Talking Sense in Public

In the run-up to Christmas, anyone with a quarter-wit can start spouting off about what did or did not happen around the time Jesus of Nazareth was born. Even brilliant scholars succumb to the temptation to pump up the volume of imprecise, outrageous claims about history. For a counter-example, check out the online symposium over at Slate, where Alan Segal, John Kloppenborg, and Larry Hurtado talk over history, probabilities, and plausibility in appropriately measured tones.

I enjoy their conversation partly because I don’t agree with any one of them down the line — each makes strong points, each construes evidence in ways that I wouldn’t at various points, and all three address one another ccordially and respectfully.
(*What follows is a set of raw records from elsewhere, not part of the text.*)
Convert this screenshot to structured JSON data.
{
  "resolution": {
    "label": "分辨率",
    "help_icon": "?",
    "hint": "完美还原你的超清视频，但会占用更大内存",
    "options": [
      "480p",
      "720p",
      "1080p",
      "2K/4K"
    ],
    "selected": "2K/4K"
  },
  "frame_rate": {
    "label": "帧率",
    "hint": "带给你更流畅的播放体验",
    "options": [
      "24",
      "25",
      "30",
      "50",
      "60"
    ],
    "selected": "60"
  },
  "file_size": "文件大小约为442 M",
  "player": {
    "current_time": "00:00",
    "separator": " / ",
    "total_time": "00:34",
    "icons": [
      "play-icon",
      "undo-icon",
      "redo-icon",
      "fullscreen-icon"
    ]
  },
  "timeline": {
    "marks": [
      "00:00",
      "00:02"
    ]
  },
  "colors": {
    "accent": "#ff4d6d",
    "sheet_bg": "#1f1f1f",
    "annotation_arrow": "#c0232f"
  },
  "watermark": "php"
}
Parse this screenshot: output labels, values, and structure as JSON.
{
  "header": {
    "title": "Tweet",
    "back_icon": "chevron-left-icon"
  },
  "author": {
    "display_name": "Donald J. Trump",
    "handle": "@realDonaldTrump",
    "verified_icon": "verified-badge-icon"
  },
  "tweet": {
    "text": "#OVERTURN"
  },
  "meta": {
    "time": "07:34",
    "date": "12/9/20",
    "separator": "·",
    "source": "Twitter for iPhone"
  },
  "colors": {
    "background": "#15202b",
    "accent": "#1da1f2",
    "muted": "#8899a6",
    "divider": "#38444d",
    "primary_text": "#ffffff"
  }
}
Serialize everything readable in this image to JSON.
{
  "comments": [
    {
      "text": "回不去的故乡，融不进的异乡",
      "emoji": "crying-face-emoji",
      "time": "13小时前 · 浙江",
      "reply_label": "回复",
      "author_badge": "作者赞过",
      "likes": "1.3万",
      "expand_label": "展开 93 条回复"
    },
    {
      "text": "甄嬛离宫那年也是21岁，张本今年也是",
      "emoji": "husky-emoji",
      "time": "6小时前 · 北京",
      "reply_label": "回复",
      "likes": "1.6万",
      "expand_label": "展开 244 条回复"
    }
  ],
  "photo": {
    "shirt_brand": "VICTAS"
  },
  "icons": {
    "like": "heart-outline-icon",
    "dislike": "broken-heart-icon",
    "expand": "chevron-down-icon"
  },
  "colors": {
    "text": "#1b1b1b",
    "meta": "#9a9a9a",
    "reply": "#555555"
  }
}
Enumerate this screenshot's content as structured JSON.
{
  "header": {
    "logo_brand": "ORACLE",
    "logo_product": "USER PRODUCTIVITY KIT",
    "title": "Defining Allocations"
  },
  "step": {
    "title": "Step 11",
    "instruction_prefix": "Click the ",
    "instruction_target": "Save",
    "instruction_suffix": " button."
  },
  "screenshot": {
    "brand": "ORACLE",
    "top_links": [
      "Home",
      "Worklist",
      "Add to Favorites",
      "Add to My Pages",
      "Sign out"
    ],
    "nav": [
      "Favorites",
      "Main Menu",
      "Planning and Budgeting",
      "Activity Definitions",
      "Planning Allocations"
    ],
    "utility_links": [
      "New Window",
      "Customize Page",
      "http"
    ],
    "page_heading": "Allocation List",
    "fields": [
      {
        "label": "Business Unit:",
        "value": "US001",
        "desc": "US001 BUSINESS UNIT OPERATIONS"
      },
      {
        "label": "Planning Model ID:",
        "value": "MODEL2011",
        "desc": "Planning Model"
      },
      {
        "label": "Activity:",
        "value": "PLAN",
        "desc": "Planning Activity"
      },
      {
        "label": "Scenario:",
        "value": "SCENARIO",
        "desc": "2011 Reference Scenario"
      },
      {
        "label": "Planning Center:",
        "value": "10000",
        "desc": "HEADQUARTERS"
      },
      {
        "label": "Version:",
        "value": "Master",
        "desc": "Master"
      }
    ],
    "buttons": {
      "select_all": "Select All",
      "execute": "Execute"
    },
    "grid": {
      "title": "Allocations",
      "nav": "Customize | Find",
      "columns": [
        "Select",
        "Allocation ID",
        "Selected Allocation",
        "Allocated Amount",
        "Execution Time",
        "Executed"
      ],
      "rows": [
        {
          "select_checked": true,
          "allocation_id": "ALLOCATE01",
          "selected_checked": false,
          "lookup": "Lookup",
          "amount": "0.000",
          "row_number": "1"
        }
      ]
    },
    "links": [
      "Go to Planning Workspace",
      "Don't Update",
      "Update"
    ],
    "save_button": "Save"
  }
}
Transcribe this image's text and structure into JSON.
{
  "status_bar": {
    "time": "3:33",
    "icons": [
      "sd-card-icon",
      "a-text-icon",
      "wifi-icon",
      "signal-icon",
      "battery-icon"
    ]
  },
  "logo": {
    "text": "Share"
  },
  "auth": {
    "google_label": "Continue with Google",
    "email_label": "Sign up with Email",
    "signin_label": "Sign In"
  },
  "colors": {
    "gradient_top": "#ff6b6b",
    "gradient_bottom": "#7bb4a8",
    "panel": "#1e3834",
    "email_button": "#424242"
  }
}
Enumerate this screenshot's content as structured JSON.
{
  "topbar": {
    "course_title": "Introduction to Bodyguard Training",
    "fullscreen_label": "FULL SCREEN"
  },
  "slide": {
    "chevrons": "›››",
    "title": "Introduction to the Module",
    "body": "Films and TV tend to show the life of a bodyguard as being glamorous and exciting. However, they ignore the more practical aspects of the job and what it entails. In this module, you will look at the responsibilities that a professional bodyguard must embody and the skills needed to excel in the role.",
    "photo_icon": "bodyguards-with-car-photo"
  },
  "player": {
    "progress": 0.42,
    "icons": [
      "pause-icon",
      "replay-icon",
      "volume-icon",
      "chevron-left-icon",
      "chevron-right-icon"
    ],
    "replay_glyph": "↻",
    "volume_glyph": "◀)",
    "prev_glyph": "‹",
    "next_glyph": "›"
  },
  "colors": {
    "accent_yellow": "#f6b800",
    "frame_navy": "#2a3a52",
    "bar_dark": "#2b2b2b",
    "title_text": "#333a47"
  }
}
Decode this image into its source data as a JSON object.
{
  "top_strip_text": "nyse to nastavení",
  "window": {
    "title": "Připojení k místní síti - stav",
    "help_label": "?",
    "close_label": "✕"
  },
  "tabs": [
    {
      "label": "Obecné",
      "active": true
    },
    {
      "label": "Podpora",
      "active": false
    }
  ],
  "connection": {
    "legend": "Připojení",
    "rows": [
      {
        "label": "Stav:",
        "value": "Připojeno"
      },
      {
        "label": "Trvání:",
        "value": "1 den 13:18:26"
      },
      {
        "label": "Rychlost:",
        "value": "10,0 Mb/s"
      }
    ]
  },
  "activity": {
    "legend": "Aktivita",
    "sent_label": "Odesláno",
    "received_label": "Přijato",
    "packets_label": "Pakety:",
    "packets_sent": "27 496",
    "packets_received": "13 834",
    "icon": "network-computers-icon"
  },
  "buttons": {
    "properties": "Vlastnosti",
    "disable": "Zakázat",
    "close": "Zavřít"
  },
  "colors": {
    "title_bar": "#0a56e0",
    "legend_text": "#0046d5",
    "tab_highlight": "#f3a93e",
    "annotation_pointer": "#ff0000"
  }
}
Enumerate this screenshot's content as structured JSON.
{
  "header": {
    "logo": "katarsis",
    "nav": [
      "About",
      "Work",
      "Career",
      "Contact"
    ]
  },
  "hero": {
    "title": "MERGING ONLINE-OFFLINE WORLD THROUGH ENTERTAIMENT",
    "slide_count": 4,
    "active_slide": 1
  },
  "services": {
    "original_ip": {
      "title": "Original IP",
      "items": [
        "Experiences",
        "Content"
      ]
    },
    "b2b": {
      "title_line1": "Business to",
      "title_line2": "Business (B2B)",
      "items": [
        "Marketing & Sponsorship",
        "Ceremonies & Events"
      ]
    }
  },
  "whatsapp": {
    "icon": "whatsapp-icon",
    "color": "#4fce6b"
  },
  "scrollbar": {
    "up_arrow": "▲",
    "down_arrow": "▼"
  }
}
As I read over their arguments, it occurs to me that biblical studies may approach the boundary of “disproportion of assent-claimed against evidence-available.” We have a relatively small pool of data, intensely studied over two thousand years, but we’re caught up in claims about belief (and certainty) that bear no durable relation to the quality of the evidence. That does not by any means suggest that I don’t believe what I say, or that I suggest that Christian (or other) faith is intrinsically implausible; it just means that my perspective on the evidence at hand provides me with little reason to suppose that I should be able to compel people to agree with me about what it adds up to.

To put the point theologically, the sketchiness of the data leaves ample room for the necessity of faith and grace — rather than making orthodox Christian faith the sort of logical outcome of any reasonable person’s deliberation about the evidence.

4 comments / Add your comment below

  1. Wow, I’ve never heard a perspective on biblical studies put that way before. Now that I see the idea, it makes perfect sense that “the sketchiness of the data” may be necessary to the development and continued existence of faith. If all of the answers were apparent there would be nothing to question, nothing to doubt, and nothing to believe in despite any lack of information.

    Your writing is exquisitely clear and well thought-out. Thank you for sharing it.

  2. By selectively reading various nouns in this entry, I have determined that you are a covert operative in the War on Christmas. Slander of Christmas will be met with swift and merciless action (as our gentle, blessed Savior demands). You have five seconds to recant and make a “reconciliation gift” to my discretionary fund. This is the O’Easterling Factor, Fr. Adam and America has just put you on notice.

    P.S.– Happy New Year from New Orleans.

  3. In some sense I agree with you on this point, but I wonder what you make of the claims of N T Wright when he argues that a fair reading of the history available to us suggests that what orthodox christianity claims is far and away the most plausible way to reconstruct things, e.g. his account of the resurrection in the big green book. In particular, I agree with Wright’s stand against the supposed divide between the “Jesus of history” and the “Christ of faith.” I’m hoping that you are with me in that regard.